Bitcoin wallets and exchanges have been vulnerable to hacking attacks. There have been multiple instances where hackers have successfully made away with millions of dollars worth of Bitcoins. Some of these include the infamous Japanese Bitcoin exchange Mt. Gox, BTER, Bitstamp, Bitfinex etc. Recurring hacking incidents have led to scepticism in few Bitcoin users, who have turned a bit paranoid about storing their Bitcoins in third-party wallets and exchanges.
There is a significant portion of Bitcoin community which believes in the concept of “Brain Wallet”. The Brain Wallet concept revolves around people memorizing a passphrase which translates to an associated amount of digital currency. In theory, people can store any amount of Bitcoin and other digital currency in their brains without leaving any records of it on the computers.
It may sound hack-proof to most of us, but it is not.
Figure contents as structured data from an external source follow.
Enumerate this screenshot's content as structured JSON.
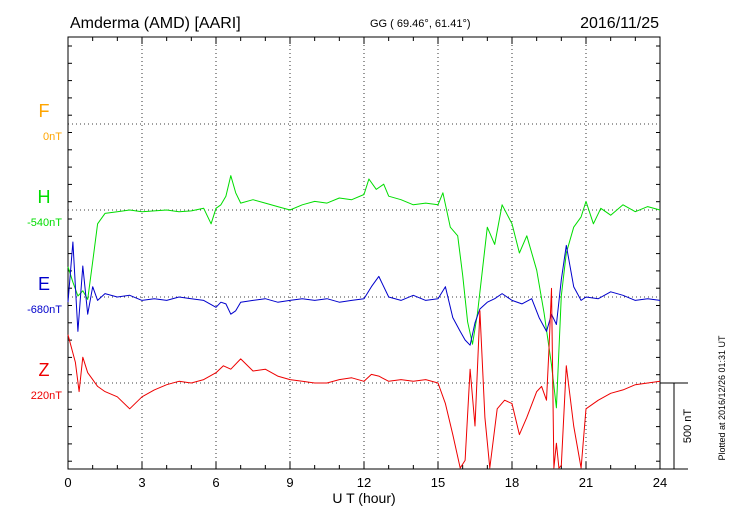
{
  "header": {
    "station": "Amderma (AMD)  [AARI]",
    "coords": "GG ( 69.46°,  61.41°)",
    "date": "2016/11/25"
  },
  "footer": {
    "xlabel": "U T (hour)",
    "scale_label": "500 nT",
    "plotted": "Plotted at 2016/12/26 01:31  UT"
  },
  "chart_data": {
    "type": "line",
    "title": "Amderma (AMD)  [AARI]",
    "xlabel": "U T (hour)",
    "ylabel": "",
    "xlim": [
      0,
      24
    ],
    "x_ticks": [
      0,
      3,
      6,
      9,
      12,
      15,
      18,
      21,
      24
    ],
    "grid": true,
    "scale_bar_nT": 500,
    "components": [
      {
        "name": "F",
        "baseline": "0nT",
        "color": "#ffa500"
      },
      {
        "name": "H",
        "baseline": "-540nT",
        "color": "#00dd00"
      },
      {
        "name": "E",
        "baseline": "-680nT",
        "color": "#0000cc"
      },
      {
        "name": "Z",
        "baseline": "220nT",
        "color": "#ee0000"
      }
    ],
    "series": [
      {
        "name": "H",
        "color": "#00dd00",
        "x": [
          0,
          0.2,
          0.4,
          0.6,
          0.8,
          1,
          1.2,
          1.5,
          2,
          2.5,
          3,
          3.5,
          4,
          4.5,
          5,
          5.5,
          5.8,
          6,
          6.2,
          6.4,
          6.6,
          6.8,
          7,
          7.5,
          8,
          8.5,
          9,
          9.5,
          10,
          10.5,
          11,
          11.5,
          12,
          12.2,
          12.5,
          12.8,
          13,
          13.5,
          14,
          14.5,
          15,
          15.2,
          15.5,
          15.8,
          16,
          16.2,
          16.4,
          16.6,
          16.8,
          17,
          17.3,
          17.6,
          18,
          18.3,
          18.6,
          19,
          19.3,
          19.6,
          19.8,
          20,
          20.2,
          20.5,
          20.8,
          21,
          21.3,
          21.6,
          22,
          22.5,
          23,
          23.5,
          24
        ],
        "values": [
          -330,
          -420,
          -500,
          -470,
          -520,
          -300,
          -80,
          -20,
          -10,
          0,
          -10,
          -5,
          0,
          -10,
          -5,
          10,
          -80,
          10,
          30,
          80,
          200,
          100,
          40,
          60,
          40,
          20,
          0,
          30,
          50,
          40,
          70,
          60,
          90,
          180,
          120,
          150,
          80,
          60,
          30,
          40,
          30,
          100,
          -100,
          -150,
          -380,
          -650,
          -780,
          -600,
          -350,
          -100,
          -200,
          30,
          -80,
          -250,
          -150,
          -350,
          -600,
          -900,
          -1150,
          -500,
          -250,
          -100,
          -40,
          50,
          -80,
          10,
          -30,
          30,
          -10,
          20,
          0
        ]
      },
      {
        "name": "E",
        "color": "#0000cc",
        "x": [
          0,
          0.2,
          0.4,
          0.6,
          0.8,
          1,
          1.2,
          1.5,
          2,
          2.5,
          3,
          3.5,
          4,
          4.5,
          5,
          5.5,
          6,
          6.2,
          6.4,
          6.6,
          6.8,
          7,
          7.5,
          8,
          8.5,
          9,
          9.5,
          10,
          10.5,
          11,
          11.5,
          12,
          12.3,
          12.6,
          13,
          13.5,
          14,
          14.5,
          15,
          15.3,
          15.6,
          15.9,
          16.1,
          16.3,
          16.5,
          16.7,
          17,
          17.3,
          17.6,
          18,
          18.4,
          18.8,
          19.1,
          19.4,
          19.6,
          19.8,
          20,
          20.2,
          20.5,
          20.8,
          21,
          21.5,
          22,
          22.5,
          23,
          23.5,
          24
        ],
        "values": [
          -30,
          320,
          -200,
          180,
          -100,
          60,
          -20,
          20,
          0,
          10,
          -20,
          -10,
          -20,
          0,
          -10,
          -20,
          -60,
          -30,
          -40,
          -100,
          -80,
          -30,
          -20,
          -10,
          -30,
          -20,
          -10,
          -20,
          -10,
          -30,
          -20,
          -10,
          60,
          120,
          0,
          -20,
          10,
          -20,
          -10,
          60,
          -120,
          -200,
          -250,
          -280,
          -150,
          -70,
          -30,
          -10,
          20,
          -20,
          -40,
          -10,
          -120,
          -200,
          -100,
          -160,
          100,
          300,
          60,
          -20,
          0,
          -10,
          30,
          10,
          -20,
          -10,
          -20
        ]
      },
      {
        "name": "Z",
        "color": "#ee0000",
        "x": [
          0,
          0.15,
          0.3,
          0.45,
          0.6,
          0.8,
          1,
          1.2,
          1.5,
          2,
          2.5,
          3,
          3.5,
          4,
          4.5,
          5,
          5.5,
          6,
          6.3,
          6.6,
          7,
          7.5,
          8,
          8.5,
          9,
          9.5,
          10,
          10.5,
          11,
          11.5,
          12,
          12.3,
          12.6,
          13,
          13.5,
          14,
          14.5,
          15,
          15.3,
          15.6,
          15.9,
          16.1,
          16.3,
          16.5,
          16.7,
          16.9,
          17.1,
          17.4,
          17.7,
          18,
          18.3,
          18.6,
          19,
          19.2,
          19.4,
          19.5,
          19.6,
          19.7,
          19.8,
          19.9,
          20,
          20.2,
          20.5,
          20.8,
          21,
          21.5,
          22,
          22.5,
          23,
          23.5,
          24
        ],
        "values": [
          280,
          200,
          120,
          -50,
          150,
          60,
          20,
          -20,
          -50,
          -80,
          -150,
          -80,
          -40,
          -10,
          10,
          0,
          20,
          60,
          100,
          80,
          140,
          70,
          80,
          40,
          20,
          10,
          0,
          0,
          20,
          30,
          10,
          50,
          40,
          10,
          20,
          10,
          20,
          0,
          -120,
          -300,
          -700,
          -450,
          80,
          -250,
          420,
          -200,
          -550,
          -150,
          -100,
          -120,
          -300,
          -200,
          -50,
          -20,
          -100,
          200,
          550,
          -700,
          -350,
          -520,
          -480,
          100,
          -250,
          -500,
          -150,
          -100,
          -60,
          -40,
          -10,
          0,
          10
        ]
      }
    ],
    "offsets_nT": {
      "H": -540,
      "E": -680,
      "Z": 220
    }
  }
}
According to Ryan Castellucci, a security hacker brain is one of the most vulnerable places to store cryptocurrency assets and he intends to prove it in the upcoming DEF CON 23 computer security conference with his latest software named Brainflayer. Brainflayer is designed to crack Bitcoin Brain Wallets.
Ryan makes it clear that the Brainflayer software is designed only to discourage people from using or even believing in Brain Wallets. These Brian Wallets work by hashing a chosen passphrase to create Bitcoin private key. The private key is essential to access the stored Bitcoin in a wallet or Blockchain. While conventional wallets have the private key stored in them, it is not necessary for Brain Wallets. AS the private key is associated with a particular passphrase, all one has to do is to enter the same passphrase to generate the private key again. Unless someone can tap into their brain to find the exact passphrase and generate a private key using it, there is no way to access Bitcoin owned by the person.
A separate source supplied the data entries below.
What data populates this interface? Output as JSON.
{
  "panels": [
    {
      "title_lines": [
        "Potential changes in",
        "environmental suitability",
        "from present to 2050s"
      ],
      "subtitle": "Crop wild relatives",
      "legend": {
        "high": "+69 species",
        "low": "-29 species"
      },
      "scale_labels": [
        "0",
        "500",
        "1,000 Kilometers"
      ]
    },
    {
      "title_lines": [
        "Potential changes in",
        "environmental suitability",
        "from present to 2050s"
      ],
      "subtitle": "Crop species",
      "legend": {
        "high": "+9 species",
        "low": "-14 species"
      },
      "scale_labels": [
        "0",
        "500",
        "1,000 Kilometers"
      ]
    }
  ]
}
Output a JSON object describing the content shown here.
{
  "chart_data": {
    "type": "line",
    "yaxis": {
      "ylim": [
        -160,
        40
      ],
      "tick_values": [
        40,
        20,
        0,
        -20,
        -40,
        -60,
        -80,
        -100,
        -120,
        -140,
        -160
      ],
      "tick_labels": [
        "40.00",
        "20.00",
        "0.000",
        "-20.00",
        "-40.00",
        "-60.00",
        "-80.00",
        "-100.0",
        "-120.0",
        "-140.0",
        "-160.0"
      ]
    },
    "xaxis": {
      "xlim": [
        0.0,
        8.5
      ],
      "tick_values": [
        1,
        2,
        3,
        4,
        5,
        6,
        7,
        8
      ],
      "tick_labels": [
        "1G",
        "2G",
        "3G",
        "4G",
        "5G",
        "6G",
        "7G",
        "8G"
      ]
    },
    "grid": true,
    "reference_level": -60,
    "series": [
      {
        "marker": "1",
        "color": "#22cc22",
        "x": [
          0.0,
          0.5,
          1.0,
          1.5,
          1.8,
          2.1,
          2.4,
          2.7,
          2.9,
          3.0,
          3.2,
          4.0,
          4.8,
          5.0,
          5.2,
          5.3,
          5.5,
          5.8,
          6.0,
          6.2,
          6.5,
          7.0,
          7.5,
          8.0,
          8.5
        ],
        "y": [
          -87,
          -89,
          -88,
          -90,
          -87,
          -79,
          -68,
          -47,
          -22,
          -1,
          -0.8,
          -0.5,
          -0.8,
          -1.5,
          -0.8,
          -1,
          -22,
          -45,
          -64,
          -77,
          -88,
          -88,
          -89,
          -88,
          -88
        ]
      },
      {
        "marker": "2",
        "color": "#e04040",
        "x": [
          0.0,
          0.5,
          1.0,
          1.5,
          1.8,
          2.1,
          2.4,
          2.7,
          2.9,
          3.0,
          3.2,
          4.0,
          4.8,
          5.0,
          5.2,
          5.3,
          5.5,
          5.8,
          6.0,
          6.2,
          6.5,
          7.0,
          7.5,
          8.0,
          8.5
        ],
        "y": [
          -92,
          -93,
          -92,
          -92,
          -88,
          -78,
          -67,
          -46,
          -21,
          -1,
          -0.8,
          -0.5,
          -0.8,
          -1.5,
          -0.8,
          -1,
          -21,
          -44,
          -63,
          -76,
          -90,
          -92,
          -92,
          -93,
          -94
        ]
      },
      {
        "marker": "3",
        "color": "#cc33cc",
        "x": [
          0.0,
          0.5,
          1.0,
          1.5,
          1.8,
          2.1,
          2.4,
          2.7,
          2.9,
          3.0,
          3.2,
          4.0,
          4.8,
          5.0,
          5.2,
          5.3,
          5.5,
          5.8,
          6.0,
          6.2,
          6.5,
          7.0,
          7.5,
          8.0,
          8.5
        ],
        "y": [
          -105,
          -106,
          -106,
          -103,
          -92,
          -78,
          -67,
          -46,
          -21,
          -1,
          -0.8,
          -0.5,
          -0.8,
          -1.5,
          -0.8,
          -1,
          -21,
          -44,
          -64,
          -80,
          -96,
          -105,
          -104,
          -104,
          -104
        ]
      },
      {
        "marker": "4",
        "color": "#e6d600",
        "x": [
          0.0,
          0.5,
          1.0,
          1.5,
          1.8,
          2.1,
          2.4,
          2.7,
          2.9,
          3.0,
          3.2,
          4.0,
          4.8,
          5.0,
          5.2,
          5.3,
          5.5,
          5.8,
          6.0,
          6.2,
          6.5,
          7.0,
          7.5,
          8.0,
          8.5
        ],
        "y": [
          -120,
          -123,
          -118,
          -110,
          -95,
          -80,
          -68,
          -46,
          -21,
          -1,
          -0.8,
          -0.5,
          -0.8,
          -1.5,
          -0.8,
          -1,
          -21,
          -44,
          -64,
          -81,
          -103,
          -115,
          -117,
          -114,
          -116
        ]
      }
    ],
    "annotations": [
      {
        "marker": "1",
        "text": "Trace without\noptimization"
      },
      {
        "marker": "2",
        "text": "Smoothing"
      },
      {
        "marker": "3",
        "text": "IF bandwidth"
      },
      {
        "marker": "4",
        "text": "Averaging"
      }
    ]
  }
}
But there is one huge loophole and it is the human brain itself. Conventionally, people are incapable of choosing a strong, perfectly random passphrase. This vulnerability gives hackers the luxury and ample time to guess different passphrases and enter the resulting private key on Blockchain to access various wallets. He has successfully used the primitive version of Brainflayer during the development phase to crack a private key holding about 250 Bitcoins within hours.